The major Swiss bank Credit Suisse increased concerns about a new banking crisis on Wednesday. The trigger was an interview by Ammar Al Khoudairy with Bloomberg TV. In it, the President of the Saudi National Bank stated that he was under no circumstances willing to put more money into the institute.

Since a capital increase at the end of last year, the institute from the Gulf State has been the largest shareholder in the second largest Swiss bank with a stake of 9.9 percent. The fact that the Arab bank primarily cited regulatory reasons for this did not improve the message. The share of the second largest Swiss bank broke at times by up to 30 percent.

In the evening, the security was around 20 percent in the red. Even before that, after the collapse of the Silicon Valley Bank, the Credit Suisse share price had plummeted because the money house is currently considered the weakest European bank.

Parallel to the fall in the share price, the prices for credit default insurance also rushed upwards. If you want to protect yourself against a default of Credit Suisse debt, you currently have to pay about nine times as much as at Deutsche Bank. “It’s pure horror,” says those around the Swiss institute.

The reason for the crash is the realization that when in doubt, the Arabs will not stand by as saviors in times of need. “The Saudis have enough money,” said a senior Swiss banker the day before. Now this option is officially excluded.

After several scandals, Credit Suisse has been in crisis mode for months, ending 2022 with a loss of more than seven billion Swiss francs.
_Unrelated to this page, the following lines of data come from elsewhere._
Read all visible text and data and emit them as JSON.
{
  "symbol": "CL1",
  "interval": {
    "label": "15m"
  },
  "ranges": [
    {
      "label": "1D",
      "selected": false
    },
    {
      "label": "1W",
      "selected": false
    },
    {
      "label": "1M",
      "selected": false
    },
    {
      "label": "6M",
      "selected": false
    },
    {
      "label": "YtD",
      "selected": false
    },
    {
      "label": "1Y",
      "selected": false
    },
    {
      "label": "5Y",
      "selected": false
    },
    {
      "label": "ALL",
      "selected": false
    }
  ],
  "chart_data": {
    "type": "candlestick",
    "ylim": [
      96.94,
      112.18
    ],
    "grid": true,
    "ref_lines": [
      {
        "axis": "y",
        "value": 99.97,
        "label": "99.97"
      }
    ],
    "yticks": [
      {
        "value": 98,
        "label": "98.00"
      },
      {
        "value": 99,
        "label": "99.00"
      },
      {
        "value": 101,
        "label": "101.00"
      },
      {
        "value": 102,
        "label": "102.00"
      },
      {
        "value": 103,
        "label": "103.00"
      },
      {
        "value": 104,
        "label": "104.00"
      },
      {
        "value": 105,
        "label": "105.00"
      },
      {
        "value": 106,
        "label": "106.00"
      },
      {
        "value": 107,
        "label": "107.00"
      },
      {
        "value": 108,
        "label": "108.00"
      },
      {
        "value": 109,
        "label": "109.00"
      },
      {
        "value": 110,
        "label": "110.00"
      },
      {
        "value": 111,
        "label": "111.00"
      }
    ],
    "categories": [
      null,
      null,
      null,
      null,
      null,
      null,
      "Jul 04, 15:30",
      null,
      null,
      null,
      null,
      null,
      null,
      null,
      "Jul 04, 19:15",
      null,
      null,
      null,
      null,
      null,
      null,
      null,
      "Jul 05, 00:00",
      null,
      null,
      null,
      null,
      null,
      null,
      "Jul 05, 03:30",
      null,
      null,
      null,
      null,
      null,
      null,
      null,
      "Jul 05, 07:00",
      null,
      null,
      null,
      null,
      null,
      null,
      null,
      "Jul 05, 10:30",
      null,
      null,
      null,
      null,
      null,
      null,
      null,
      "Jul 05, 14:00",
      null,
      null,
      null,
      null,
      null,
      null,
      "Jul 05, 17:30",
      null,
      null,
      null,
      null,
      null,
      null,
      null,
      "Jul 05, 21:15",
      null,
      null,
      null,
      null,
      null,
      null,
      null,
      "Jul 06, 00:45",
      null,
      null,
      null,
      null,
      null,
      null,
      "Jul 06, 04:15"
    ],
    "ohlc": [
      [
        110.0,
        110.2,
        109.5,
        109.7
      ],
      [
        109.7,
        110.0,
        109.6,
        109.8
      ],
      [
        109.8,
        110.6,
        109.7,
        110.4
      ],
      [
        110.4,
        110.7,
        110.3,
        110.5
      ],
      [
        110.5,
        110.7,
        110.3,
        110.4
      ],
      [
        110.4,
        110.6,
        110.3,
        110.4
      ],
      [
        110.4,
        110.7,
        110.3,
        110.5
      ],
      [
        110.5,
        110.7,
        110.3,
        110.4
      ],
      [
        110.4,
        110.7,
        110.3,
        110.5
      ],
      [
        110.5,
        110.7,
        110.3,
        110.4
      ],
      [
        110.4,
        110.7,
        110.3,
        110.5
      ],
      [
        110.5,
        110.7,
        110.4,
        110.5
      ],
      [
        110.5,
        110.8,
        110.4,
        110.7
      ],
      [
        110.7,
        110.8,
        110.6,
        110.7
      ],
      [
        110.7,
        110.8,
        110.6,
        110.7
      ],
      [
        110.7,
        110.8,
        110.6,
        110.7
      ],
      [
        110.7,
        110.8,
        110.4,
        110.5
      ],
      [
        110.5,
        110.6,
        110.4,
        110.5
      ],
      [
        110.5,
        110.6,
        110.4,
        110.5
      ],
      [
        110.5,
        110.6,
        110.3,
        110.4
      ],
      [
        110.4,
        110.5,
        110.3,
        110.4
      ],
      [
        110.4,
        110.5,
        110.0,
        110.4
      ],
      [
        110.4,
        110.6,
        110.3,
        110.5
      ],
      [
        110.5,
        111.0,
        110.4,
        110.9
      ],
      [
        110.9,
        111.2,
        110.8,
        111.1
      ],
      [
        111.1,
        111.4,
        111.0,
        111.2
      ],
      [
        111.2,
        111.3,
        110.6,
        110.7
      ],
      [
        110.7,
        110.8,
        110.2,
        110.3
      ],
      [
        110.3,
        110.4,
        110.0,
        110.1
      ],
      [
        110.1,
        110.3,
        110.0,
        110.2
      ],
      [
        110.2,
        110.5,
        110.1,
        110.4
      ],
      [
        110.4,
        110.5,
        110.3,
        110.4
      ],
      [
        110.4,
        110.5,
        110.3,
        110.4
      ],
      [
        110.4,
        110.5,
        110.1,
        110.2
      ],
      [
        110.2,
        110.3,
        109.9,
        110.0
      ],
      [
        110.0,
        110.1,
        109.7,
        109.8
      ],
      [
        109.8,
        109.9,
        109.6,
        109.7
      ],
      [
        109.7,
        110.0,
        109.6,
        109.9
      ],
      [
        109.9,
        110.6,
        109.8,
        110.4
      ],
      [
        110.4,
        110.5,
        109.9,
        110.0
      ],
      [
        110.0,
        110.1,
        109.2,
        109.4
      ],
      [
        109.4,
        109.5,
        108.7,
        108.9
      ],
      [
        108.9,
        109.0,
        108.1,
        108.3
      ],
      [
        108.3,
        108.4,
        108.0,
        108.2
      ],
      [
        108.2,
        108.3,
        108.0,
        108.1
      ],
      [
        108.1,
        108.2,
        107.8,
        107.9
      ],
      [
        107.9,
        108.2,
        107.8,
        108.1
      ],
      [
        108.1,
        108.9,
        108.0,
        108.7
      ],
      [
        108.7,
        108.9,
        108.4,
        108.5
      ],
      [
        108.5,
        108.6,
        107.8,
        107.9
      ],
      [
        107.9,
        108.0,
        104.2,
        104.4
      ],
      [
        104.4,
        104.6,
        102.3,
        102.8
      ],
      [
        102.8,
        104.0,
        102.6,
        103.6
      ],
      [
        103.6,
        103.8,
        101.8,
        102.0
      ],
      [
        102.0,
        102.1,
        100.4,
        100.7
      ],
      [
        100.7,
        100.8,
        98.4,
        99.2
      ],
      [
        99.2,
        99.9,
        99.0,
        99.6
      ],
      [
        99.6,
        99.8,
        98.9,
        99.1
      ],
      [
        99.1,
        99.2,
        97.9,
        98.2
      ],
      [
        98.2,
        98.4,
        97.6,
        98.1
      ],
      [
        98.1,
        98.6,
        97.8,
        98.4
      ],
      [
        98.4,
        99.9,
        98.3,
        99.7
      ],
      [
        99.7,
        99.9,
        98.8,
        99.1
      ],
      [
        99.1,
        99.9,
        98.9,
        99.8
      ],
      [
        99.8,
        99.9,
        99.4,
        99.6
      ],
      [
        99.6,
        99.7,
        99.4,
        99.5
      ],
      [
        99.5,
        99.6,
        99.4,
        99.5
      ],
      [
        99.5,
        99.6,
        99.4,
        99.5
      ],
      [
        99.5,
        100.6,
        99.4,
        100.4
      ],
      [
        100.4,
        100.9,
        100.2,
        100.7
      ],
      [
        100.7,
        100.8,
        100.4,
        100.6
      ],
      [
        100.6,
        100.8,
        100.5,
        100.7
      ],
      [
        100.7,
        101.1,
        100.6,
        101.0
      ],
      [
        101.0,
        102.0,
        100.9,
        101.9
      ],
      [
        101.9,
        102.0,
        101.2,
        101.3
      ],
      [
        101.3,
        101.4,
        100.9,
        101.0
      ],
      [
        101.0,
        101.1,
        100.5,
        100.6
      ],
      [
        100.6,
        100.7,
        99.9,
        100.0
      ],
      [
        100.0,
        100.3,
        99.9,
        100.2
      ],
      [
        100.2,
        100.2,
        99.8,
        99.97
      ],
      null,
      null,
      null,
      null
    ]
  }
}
Most recently, the surprisingly high outflow of customer funds had caused unrest.

The renewed fall in the papers of the big bank also weighed on the prices of other European institutes. The shares of Commerzbank, Deutsche Bank and the Swiss UBS also fell by almost ten percent. This is also due to investors’ fear of an uncontrolled shock wave in the global financial system.

September 2008 is still all too present for many bankers and investors. At that time, the US regulators let the investment bank Lehman Brothers slide into bankruptcy uncontrollably. They also wanted to set an example: a bank that had speculated badly should not be able to rely on the taxpayer as its saviour.

As a result, however, the financial system slid along the brink of collapse for weeks. In Germany, politicians saved a number of banks from collapsing. The costs of the campaign amount to around 60 billion euros.

At that time, a previously unknown word made an amazing discovery: systemically important. This is based on the realization that some financial companies are so large and interwoven with other market participants that their failure would have unforeseeable consequences, similar to Lehman Brothers.

Regulators worldwide have taken this into account and currently officially classified 40 banks worldwide as systemically important. They classify this group again according to five risk levels. Depending on the classification, the banks must meet special requirements, such as holding more equity.

The list is led by US bank J.P. Morgan, which is the only institute in the highest category. Credit Suisse is currently at level 3, on par with US bank Morgan Stanley and major Spanish bank Santander. This is less due to their absolute size than to their connections to other market participants.

The bank discloses in its own report how strongly it is interwoven with the financial system. She recently named a volume of CHF 161 billion for assets within the financial system and a nominal value of EUR 15 trillion for derivatives. Companies and investors enter into these contracts with a counterparty. If this fails, the consequences are unforeseeable.

In Europe, the slump in the price of the major Swiss bank Credit Suisse is causing considerable upheaval on the stock exchanges. The share values ​​of other financial institutions also gave way. WELT economics expert Dietmar Deffner explains the reasons for the crash and says what the effects are.

Source: WELT/Dietmar Deffner

It is primarily through these connections that a bank’s problems continue to become concerns for the entire sector. And which even Credit Suisse Chairman of the Board of Directors Axel Lehmann could not eliminate. State aid is not an issue for the bank, he said at a conference in Saudi Arabia.

“We have strong capital ratios and a strong balance sheet.” Nevertheless, rumors made the rounds in Zurich as to who would step in to rescue them if the worst came to the worst. The Swiss state? UBS? Even the Deutsche Bank? There was only one fact in no doubt on Wednesday: the bank would not be dropped. After all, it is systemically important.